Of course, sometimes an unmistakable similarity does not imply that one piece is a copy of the other. A good example of this is HaTikveh (The Hope) – Israel’s national Anthem, the melody of which may be found here. there is a clear similarity to the melody of  Vltava by the Czech composer Bedřich Smetana. However, although Samuel Cohen, the composer, admitted that he was influended by a Moldovian song, it is far from clear where the melody originated and it may well have Jewish origins. That as may be, sometimes a composer will reference a line from the work of another, and this should be considered fair use. A good of example of this is the Swan-song from Tchaikovsky’s Swan Lake which has a four-stroke drum beat that echos Beethoven’s fifth symphonyfifth symphonyfifth symphony (Death at the Door).  I don’t see this as copyright infringement, but rather as a cultural reference. Copyright now lasts a ridiculously long 70 or 95 years. Do we really want to prevent any discernible similarities to the work of anyone in living memory in new works? The jury got it right, even if it took them over a week.

POST SCRIPT I showed this article to a client who is part of the Israeli music world. The Client studied at Netiv Meir and is not now Hallachically Observant. He told me that in the Nineties a noise-rock outfit called Plastic Venus played at the club where he worked. After the show, he asked the lead singer, Ronit Bergman, who wrote the music, and she pointed to the drummer Ilan Diamond.
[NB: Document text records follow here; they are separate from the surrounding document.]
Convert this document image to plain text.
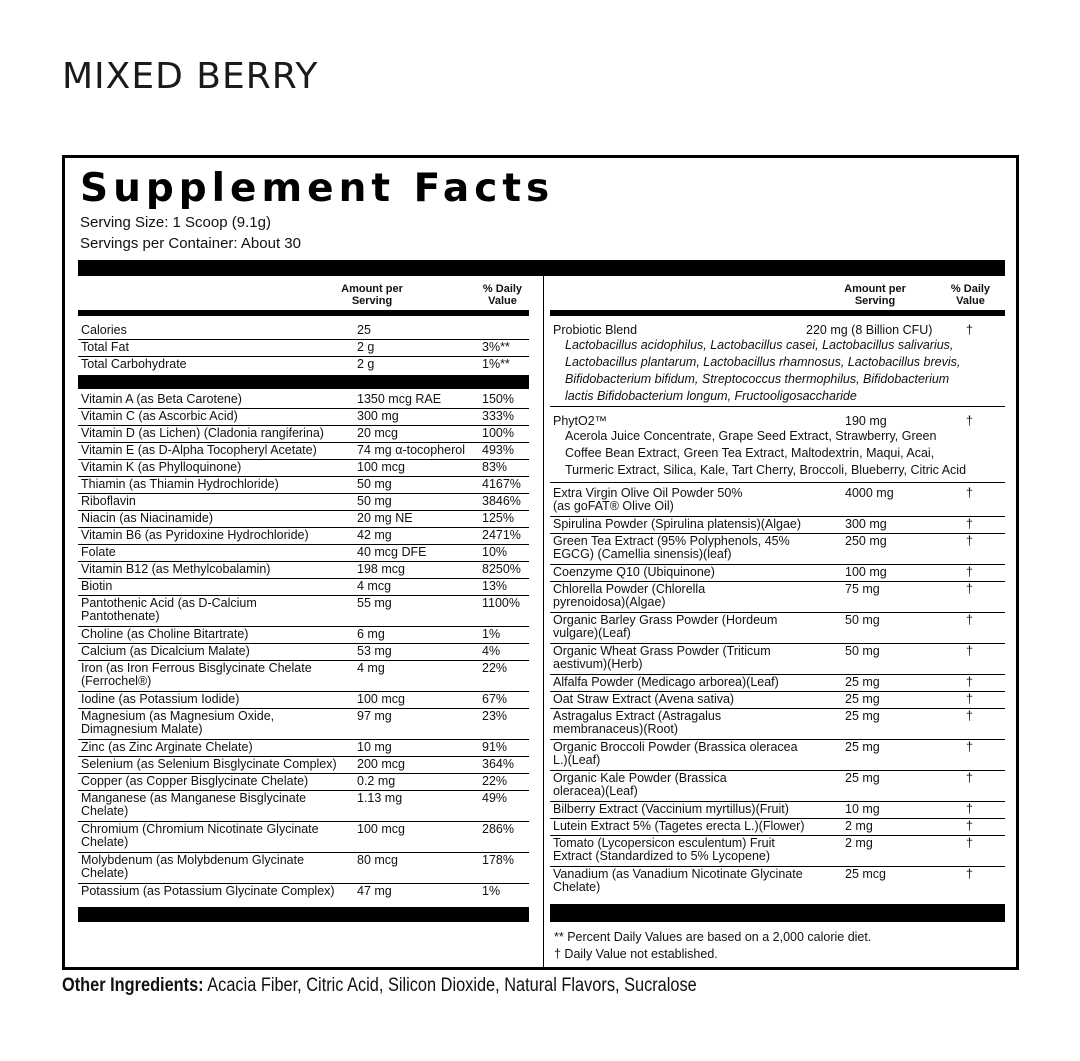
MIXED BERRY
Supplement Facts
Serving Size: 1 Scoop (9.1g)
Servings per Container: About 30
Amount per Serving
% Daily Value
Amount per Serving
% Daily Value
Calories	25
Total Fat	2 g	3%**
Total Carbohydrate	2 g	1%**
Vitamin A (as Beta Carotene)	1350 mcg RAE	150%
Vitamin C (as Ascorbic Acid)	300 mg	333%
Vitamin D (as Lichen) (Cladonia rangiferina)	20 mcg	100%
Vitamin E (as D-Alpha Tocopheryl Acetate)	74 mg α-tocopherol 493%
Vitamin K (as Phylloquinone)	100 mcg	83%
Thiamin (as Thiamin Hydrochloride)	50 mg	4167%
Riboflavin	50 mg	3846%
Niacin (as Niacinamide)	20 mg NE	125%
Vitamin B6 (as Pyridoxine Hydrochloride)	42 mg	2471%
Folate	40 mcg DFE	10%
Vitamin B12 (as Methylcobalamin)	198 mcg	8250%
Biotin	4 mcg	13%
Pantothenic Acid (as D-Calcium
Pantothenate)
55 mg	1100%
Choline (as Choline Bitartrate)	6 mg	1%
Calcium (as Dicalcium Malate)	53 mg	4%
Iron (as Iron Ferrous Bisglycinate Chelate
(Ferrochel®)
4 mg	22%
Iodine (as Potassium Iodide)	100 mcg	67%
Magnesium (as Magnesium Oxide,
Dimagnesium Malate)
97 mg	23%
Zinc (as Zinc Arginate Chelate)	10 mg	91%
Selenium (as Selenium Bisglycinate Complex) 200 mcg	364%
Copper (as Copper Bisglycinate Chelate)	0.2 mg	22%
Manganese (as Manganese Bisglycinate
Chelate)
1.13 mg	49%
Chromium (Chromium Nicotinate Glycinate
Chelate)
100 mcg	286%
Molybdenum (as Molybdenum Glycinate
Chelate)
80 mcg	178%
Potassium (as Potassium Glycinate Complex) 47 mg	1%
Probiotic Blend	220 mg (8 Billion CFU)	†
Lactobacillus acidophilus, Lactobacillus casei, Lactobacillus salivarius,
Lactobacillus plantarum, Lactobacillus rhamnosus, Lactobacillus brevis,
Bifidobacterium bifidum, Streptococcus thermophilus, Bifidobacterium
lactis Bifidobacterium longum, Fructooligosaccharide
PhytO2™	190 mg	†
Acerola Juice Concentrate, Grape Seed Extract, Strawberry, Green
Coffee Bean Extract, Green Tea Extract, Maltodextrin, Maqui, Acai,
Turmeric Extract, Silica, Kale, Tart Cherry, Broccoli, Blueberry, Citric Acid
Extra Virgin Olive Oil Powder 50%
(as goFAT® Olive Oil)
4000 mg	†
Spirulina Powder (Spirulina platensis)(Algae)	300 mg	†
Green Tea Extract (95% Polyphenols, 45%
EGCG) (Camellia sinensis)(leaf)
250 mg	†
Coenzyme Q10 (Ubiquinone)	100 mg	†
Chlorella Powder (Chlorella
pyrenoidosa)(Algae)
75 mg	†
Organic Barley Grass Powder (Hordeum
vulgare)(Leaf)
50 mg	†
Organic Wheat Grass Powder (Triticum
aestivum)(Herb)
50 mg	†
Alfalfa Powder (Medicago arborea)(Leaf)	25 mg	†
Oat Straw Extract (Avena sativa)	25 mg	†
Astragalus Extract (Astragalus
membranaceus)(Root)
25 mg	†
Organic Broccoli Powder (Brassica oleracea
L.)(Leaf)
25 mg	†
Organic Kale Powder (Brassica
oleracea)(Leaf)
25 mg	†
Bilberry Extract (Vaccinium myrtillus)(Fruit)	10 mg	†
Lutein Extract 5% (Tagetes erecta L.)(Flower)	2 mg	†
Tomato (Lycopersicon esculentum) Fruit
Extract (Standardized to 5% Lycopene)
2 mg	†
Vanadium (as Vanadium Nicotinate Glycinate
Chelate)
25 mcg	†
** Percent Daily Values are based on a 2,000 calorie diet.
† Daily Value not established.
Other Ingredients: Acacia Fiber, Citric Acid, Silicon Dioxide, Natural Flavors, Sucralose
He went over to him and asked if he could ask him a personal question, and when Diamond agreed, asked him what Hassidic Court he grew up in. The answer was Vishnitz. If one listens to Plastic Venus’s music under the psychedelic overtones and all the distortion, one can discern Hassidic melodies. People listen to, absorb and rework the melodies of their childhood and other music they once heard. There are interesting historical reasons why Chabad Hassidim sing Napoleon’s March to this day. The reasons are linked to why the early Rebbes were incarcerated by the Tzar.